Parker è all’interno della sua berlina, ferma a un semaforo, quando poco più avanti scorge un uomo e una donna che discutono animatamente. Scatta il verde. Invece di proseguire il suo percorso, si accosta ai bordi della strada, non molto distante dalla coppia. Non sa esattamente cosa l’ha spinto a fermarsi; forse, è dovuto a un’analogia con il suo ultimo caso. Ammesso che sia così, cosa può fare? Di certo non può restituire il lume della ragione all’umanità. Comunque, è lì, e attraverso lo specchietto laterale osserva lo squallido spettacolo.

– Senti, stiamo dando spettacolo – dice l’uomo.

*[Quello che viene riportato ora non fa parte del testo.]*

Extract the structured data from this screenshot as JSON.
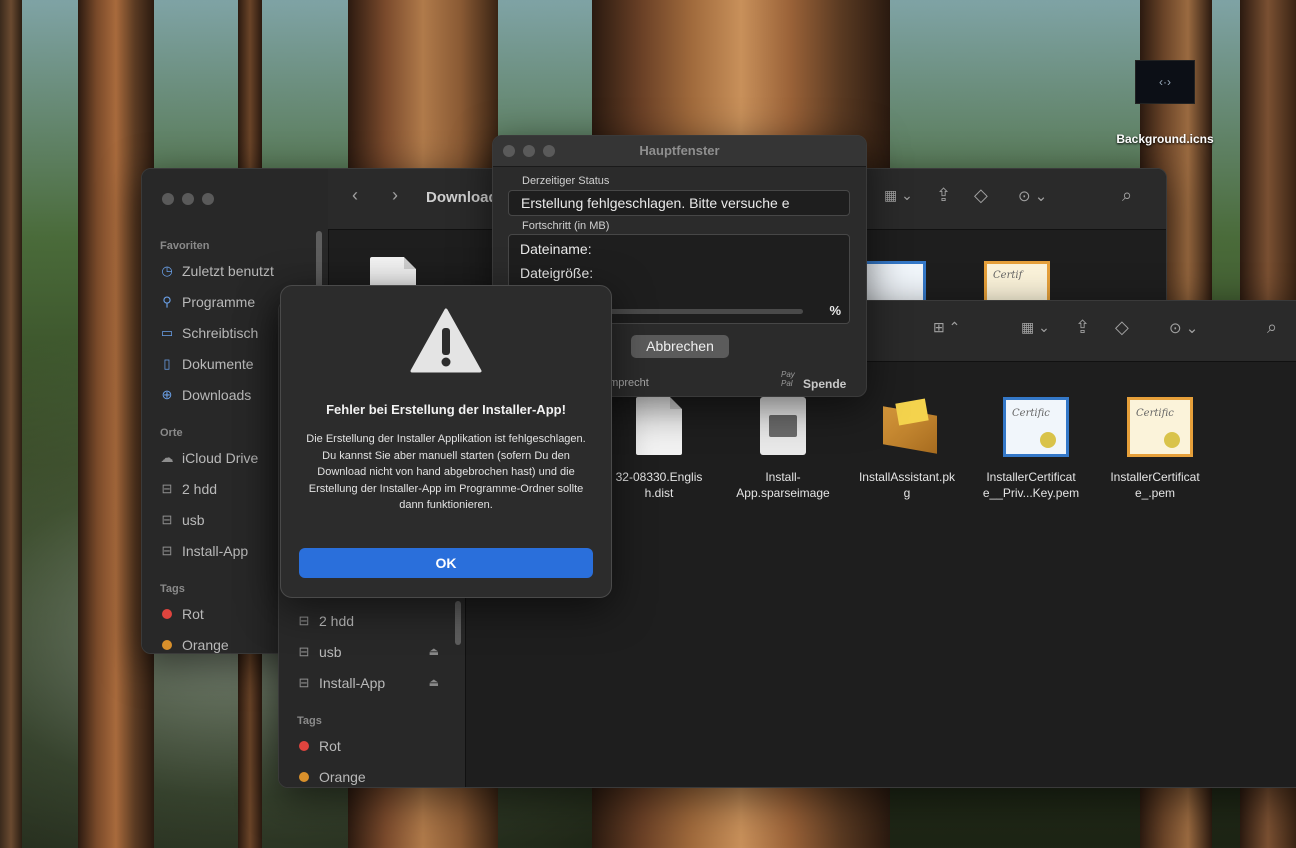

– Già, ti preoccupi che la gente ci veda e ci ascolti, è bene che certe cose rimangono tra noi, giusto? – replica la donna.

– Esatto!

– Non vuoi che nessuno lo sappia … ti vergogni. –

– Perché, tu no? –

– Non ho nulla di cui vergognarmi. Certo, tu non sei d’accordo, chi vuoi che creda a una pazza come me? I tipi come te se escono invece sempre puliti, questo è il guaio. Sono stanca delle tue menzogne e di subire passivamente. –

– Ti sembra il luogo adatto di discutere di certe cose? –

– Sì, se potessi organizzerei qualcosa di megagalattico. –

– Sei fuori di testa! –

– Su questo ci puoi scommettere e ne vado fiera. Signore e signori, siamo giunti a una svolta – dice la donna con voce alta, girandosi e guardandosi attorno. – Dichiaro a tutti voi che sto per lasciare definitivamente la persona che mi sta dinanzi per infedeltà cronica, soprusi, etc. –

Lo spettacolo attira l’attenzione di molti passanti, sia all’interno dei veicoli, bloccatesi come per incanto, e sia a piedi.

– Ne ho viste veramente tante di cose non belle. Credo che sia giunto il momento di darci un taglio. Tutto qui. Desideravo condividere con voi questa bella notizia. –

– Brava! – replica una donna alla guida di una macchina.

– Sei una grande! – dice un giovane fermatosi lì vicino. –

– Hai fatto bene! – aggiunge una donna sulla sessantina.

– Grazie! – risponde lei. – Il vostro conforto mi riempie di gioia; sì, mi sento felice. Grazie! Già, è ora di voltare pagina … – continua la donna, incamminandosi da sola, lasciando attonito il suo ex compagno.

L’uomo mestamente si avvia, quando, passando accanto alla berlina, incrocia lo sguardo sorridente di Parker.

– Cos’hai da ridere? – gli chiede.

– No, nulla … pensavo – risponde il detective.

– Pensavi? –

– Già. –

– Che cazzo pensavi! –

– Questi sono affari miei; anzi no, mi sono goduto lo spettacolo. –

– Cosa? –

– Sì, è stato esilarante. –

– L’hai trovato divertente? –

– Be’, non so di preciso cosa ho provato, ma posso dirti che … l’ho trovato alquanto interessante, e non capita mica tutti i giorni. E poi, è andata bene. Il che non è affatto trascurabile. –

– Cosa vuoi dire? –

– Che è andata bene, non ci è scappato il morto. –

– Ma che cazzo dici! –

– I fatti di sangue all’interno di una coppia sono all’ordine del giorno, dovresti saperlo. Quindi, ritieniti fortunato e goditi la vita. –

– Per caso, sei qui per lei? –

– Ti riferisci … alla tua ex compagna? Ci risiamo! Finisce sempre così, basta un nonnulla per accendere la miccia. –

– Ma cosa vai blaterando? –

– Senti, chiudiamola qui, non è successo nulla, ok? –

– Troppo comodo. Ora scendi dalla macchina e prova a ripetere tutto quello che hai da dire. –

– Sei sicuro di quello che mi chiedi? –

– Al cento per cento! –

– Se è così … – dice Parker, scendendo dalla vettura.

– Hai un bel coraggio – replica l’uomo.

– Lo ammetto, non è mai stato un problema. –

– Hai la lingua troppo lunga. –

L’uomo fa partire un pugno, schivato prontamente dal detective, il quale risponde con un diretto in pieno volto scaraventandolo pesantemente a terra.

– Figlio di puttana! Mi hai rotto il naso! –

Parker gli sferra con un calcio al costato. L’uomo urla e si contorce dal dolore.

– Non ammetto che si usi un certo linguaggio. L’hai voluto tu, potevo starmene tranquillamente seduto in macchina. Be’, forse non poteva esserci epilogo migliore – dice il detective con un’espressione compiaciuta, salendo sulla sua berlina.